Thursday, March 24, 2011
Montré Denise Carodine (University of Alabama - School of Law) has posted Keeping it Real: Reforming the ‘Untried Conviction’ Impeachment Rule(Maryland Law Review, Vol. 69, p. 501, 2010) on SSRN. Here is the abstract:
There is a growing call for a “New Legal Realism,” that, among other things, takes a “bottom-up” approach to studying the effects of rules of law on the people to whom they actually apply on a day-to-day basis. The New Legal Realism movement spans across various fields and disciplines related to law. The movement is particularly evident in the area of criminal law where there is an increasing effort to ensure reliability and accuracy in the system’s results. The recent move of some states to require racial impact statements for pending legislation as well as the advocacy and findings of the innocence movement exemplify this effort. Even more compelling are the recent lawsuits filed by public defenders in several states, citing their inability to represent their clients in a constitutionally effective manner and demanding to have their caseloads reduced until they can be adequately funded. This Article aids in the effort to improve our justice system’s reliability, taking a New Legal Realist approach to the area of evidence law as applied in the criminal setting.

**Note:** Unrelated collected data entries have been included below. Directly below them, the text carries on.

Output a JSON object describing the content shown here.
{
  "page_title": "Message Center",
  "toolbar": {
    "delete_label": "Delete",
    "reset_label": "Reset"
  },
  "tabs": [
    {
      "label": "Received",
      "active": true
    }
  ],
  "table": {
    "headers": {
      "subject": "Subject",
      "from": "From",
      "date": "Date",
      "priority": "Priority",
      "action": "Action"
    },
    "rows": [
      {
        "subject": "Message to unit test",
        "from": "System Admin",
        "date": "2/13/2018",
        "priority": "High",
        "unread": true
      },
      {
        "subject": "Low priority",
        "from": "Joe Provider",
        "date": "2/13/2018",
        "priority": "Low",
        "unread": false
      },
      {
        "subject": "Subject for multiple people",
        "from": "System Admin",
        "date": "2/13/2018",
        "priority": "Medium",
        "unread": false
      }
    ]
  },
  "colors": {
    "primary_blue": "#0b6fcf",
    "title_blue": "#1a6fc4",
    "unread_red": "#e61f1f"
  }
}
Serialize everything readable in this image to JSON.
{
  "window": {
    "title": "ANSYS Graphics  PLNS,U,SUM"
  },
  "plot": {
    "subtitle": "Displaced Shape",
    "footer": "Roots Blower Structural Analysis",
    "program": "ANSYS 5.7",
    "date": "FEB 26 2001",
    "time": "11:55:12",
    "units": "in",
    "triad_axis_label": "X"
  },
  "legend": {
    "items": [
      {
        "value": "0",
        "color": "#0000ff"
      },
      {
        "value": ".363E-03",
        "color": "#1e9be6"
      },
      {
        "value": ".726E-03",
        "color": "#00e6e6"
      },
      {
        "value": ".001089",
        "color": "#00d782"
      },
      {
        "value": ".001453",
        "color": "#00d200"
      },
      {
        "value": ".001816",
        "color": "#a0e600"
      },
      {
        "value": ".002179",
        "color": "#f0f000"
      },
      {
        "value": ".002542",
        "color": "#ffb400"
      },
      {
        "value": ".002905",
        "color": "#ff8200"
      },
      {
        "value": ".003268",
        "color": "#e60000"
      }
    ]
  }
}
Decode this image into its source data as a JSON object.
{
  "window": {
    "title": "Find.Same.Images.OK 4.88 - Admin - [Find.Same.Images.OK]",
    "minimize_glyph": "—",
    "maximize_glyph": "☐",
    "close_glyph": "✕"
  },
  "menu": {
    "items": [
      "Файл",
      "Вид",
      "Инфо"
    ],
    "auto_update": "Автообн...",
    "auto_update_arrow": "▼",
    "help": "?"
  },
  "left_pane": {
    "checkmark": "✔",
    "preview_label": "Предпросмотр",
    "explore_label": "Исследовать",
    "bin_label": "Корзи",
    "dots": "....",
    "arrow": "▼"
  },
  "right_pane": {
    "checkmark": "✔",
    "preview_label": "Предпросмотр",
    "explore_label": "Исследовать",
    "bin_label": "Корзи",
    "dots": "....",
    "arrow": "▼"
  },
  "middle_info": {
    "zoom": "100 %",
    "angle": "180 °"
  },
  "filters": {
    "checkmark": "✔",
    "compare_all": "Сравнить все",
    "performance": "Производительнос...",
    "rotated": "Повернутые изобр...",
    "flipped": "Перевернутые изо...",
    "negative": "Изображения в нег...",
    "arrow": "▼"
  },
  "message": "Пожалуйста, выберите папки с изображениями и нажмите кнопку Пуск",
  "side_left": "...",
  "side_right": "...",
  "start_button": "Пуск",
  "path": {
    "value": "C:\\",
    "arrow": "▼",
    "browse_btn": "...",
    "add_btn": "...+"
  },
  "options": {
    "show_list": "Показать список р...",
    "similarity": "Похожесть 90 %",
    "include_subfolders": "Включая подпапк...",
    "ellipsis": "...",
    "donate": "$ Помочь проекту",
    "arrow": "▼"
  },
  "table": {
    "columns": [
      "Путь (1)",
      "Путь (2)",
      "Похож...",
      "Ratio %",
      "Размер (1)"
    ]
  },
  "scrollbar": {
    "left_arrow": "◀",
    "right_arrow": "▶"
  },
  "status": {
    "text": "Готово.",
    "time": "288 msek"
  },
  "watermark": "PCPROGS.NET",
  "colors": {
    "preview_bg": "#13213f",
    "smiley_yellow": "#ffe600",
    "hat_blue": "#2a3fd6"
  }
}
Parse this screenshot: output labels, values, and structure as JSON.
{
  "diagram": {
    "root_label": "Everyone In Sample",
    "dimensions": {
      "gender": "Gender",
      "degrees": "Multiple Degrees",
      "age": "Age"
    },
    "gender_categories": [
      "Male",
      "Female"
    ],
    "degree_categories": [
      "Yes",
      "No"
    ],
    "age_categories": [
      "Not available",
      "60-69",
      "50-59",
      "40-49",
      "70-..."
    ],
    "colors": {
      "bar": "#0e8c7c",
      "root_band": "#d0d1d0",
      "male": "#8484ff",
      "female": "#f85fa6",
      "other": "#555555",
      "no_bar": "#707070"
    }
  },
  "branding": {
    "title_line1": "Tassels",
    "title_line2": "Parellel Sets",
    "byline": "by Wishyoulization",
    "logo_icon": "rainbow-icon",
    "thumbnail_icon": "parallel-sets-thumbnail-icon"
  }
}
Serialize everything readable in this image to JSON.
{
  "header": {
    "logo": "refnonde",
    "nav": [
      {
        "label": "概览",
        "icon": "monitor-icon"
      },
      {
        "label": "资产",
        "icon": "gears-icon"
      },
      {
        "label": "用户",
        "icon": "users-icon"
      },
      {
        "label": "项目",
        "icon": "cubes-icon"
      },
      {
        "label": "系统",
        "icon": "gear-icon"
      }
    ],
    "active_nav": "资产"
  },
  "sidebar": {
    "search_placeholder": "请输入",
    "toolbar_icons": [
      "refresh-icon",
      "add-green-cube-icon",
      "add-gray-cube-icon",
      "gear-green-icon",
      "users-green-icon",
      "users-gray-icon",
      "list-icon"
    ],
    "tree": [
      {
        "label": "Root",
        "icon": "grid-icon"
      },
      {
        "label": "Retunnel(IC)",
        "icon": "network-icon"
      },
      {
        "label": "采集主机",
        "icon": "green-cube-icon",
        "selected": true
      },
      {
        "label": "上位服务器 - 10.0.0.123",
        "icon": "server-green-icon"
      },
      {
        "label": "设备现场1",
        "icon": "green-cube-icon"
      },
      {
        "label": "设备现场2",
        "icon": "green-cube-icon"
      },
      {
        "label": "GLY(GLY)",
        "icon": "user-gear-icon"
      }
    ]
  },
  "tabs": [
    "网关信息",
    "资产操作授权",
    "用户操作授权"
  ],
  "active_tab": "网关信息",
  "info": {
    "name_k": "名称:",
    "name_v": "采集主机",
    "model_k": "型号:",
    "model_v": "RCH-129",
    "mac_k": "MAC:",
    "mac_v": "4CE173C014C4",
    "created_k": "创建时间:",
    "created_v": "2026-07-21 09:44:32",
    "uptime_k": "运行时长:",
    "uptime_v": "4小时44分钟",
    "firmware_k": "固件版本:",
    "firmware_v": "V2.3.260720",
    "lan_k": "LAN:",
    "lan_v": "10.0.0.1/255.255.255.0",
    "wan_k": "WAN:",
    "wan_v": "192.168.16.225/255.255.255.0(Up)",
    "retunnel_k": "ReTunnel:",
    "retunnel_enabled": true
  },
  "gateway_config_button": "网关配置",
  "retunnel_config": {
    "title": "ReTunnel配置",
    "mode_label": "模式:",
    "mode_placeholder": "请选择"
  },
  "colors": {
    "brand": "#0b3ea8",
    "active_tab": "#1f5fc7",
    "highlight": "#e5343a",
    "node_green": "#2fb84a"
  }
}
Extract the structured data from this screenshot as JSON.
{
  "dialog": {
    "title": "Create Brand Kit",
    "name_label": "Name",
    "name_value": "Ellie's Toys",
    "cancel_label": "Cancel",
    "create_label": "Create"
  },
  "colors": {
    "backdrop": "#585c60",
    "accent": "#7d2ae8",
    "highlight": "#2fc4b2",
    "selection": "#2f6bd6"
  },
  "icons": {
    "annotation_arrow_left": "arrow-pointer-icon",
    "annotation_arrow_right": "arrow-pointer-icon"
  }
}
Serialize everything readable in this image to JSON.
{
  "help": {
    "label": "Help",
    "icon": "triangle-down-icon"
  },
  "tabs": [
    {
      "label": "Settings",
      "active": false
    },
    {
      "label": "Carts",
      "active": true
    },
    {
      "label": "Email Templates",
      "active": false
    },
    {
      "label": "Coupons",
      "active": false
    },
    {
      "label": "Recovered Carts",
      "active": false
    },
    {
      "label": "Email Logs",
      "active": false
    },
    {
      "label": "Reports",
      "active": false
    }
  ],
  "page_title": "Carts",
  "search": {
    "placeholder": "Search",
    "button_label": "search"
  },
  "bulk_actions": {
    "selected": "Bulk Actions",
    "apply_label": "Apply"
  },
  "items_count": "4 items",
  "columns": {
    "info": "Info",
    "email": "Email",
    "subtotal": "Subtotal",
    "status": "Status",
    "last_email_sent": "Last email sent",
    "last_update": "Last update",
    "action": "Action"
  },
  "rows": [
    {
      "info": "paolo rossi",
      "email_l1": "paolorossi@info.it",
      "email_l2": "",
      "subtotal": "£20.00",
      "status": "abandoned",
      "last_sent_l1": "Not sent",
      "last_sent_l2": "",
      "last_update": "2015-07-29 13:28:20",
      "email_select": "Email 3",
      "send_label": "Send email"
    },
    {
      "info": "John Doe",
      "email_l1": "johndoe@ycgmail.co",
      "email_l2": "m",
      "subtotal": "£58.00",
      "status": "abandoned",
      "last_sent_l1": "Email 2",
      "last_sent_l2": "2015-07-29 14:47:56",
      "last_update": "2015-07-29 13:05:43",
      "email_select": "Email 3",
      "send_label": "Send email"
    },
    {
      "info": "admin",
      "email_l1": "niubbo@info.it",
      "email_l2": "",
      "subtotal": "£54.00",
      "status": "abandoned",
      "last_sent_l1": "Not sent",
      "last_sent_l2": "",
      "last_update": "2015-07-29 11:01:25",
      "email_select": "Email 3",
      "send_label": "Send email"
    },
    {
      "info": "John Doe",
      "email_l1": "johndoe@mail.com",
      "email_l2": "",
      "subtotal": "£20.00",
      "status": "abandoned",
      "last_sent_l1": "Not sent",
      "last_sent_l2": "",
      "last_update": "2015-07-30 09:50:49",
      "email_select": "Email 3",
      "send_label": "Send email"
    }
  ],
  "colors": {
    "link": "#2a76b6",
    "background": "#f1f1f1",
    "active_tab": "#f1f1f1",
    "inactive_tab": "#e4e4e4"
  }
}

I explore the interrelationship between plea bargaining and the use of prior convictions to impeach criminal defendants at trial, two of the most controversial practices in the criminal justice system. The prior conviction impeachment rule is a classic and deeply entrenched evidentiary rule. In this Article, I rename the Rule, dubbing it the “untried conviction” impeachment rule, to reflect the reality of its application. Indeed, the reality – overlooked by evidence and criminal law scholars – is that prior convictions used in later proceedings to “impeach” criminal defendants are most often untried convictions, having resulted from the plea bargaining system. I propose a fundamental shift in the application of Rule 609 to reflect this reality. Plea bargaining has rightly come under much scrutiny of late and is considered a prominent feature of our current system that processes defendants in an assembly-line fashion. I propose that, as long as we continue to impeach defendants with their untried convictions, Congress and state legislatures should act to exclude from Rule 609’s applicability the use of untried convictions. Alternatively, until lawmakers act, courts, who are charged with protecting the fundamental rights of criminal defendants, must vigilantly scrutinize the practice of impeaching criminal defendants with untried convictions, thus utilizing Rule 609 as an additional check on plea bargaining instead of as a rubber stamp.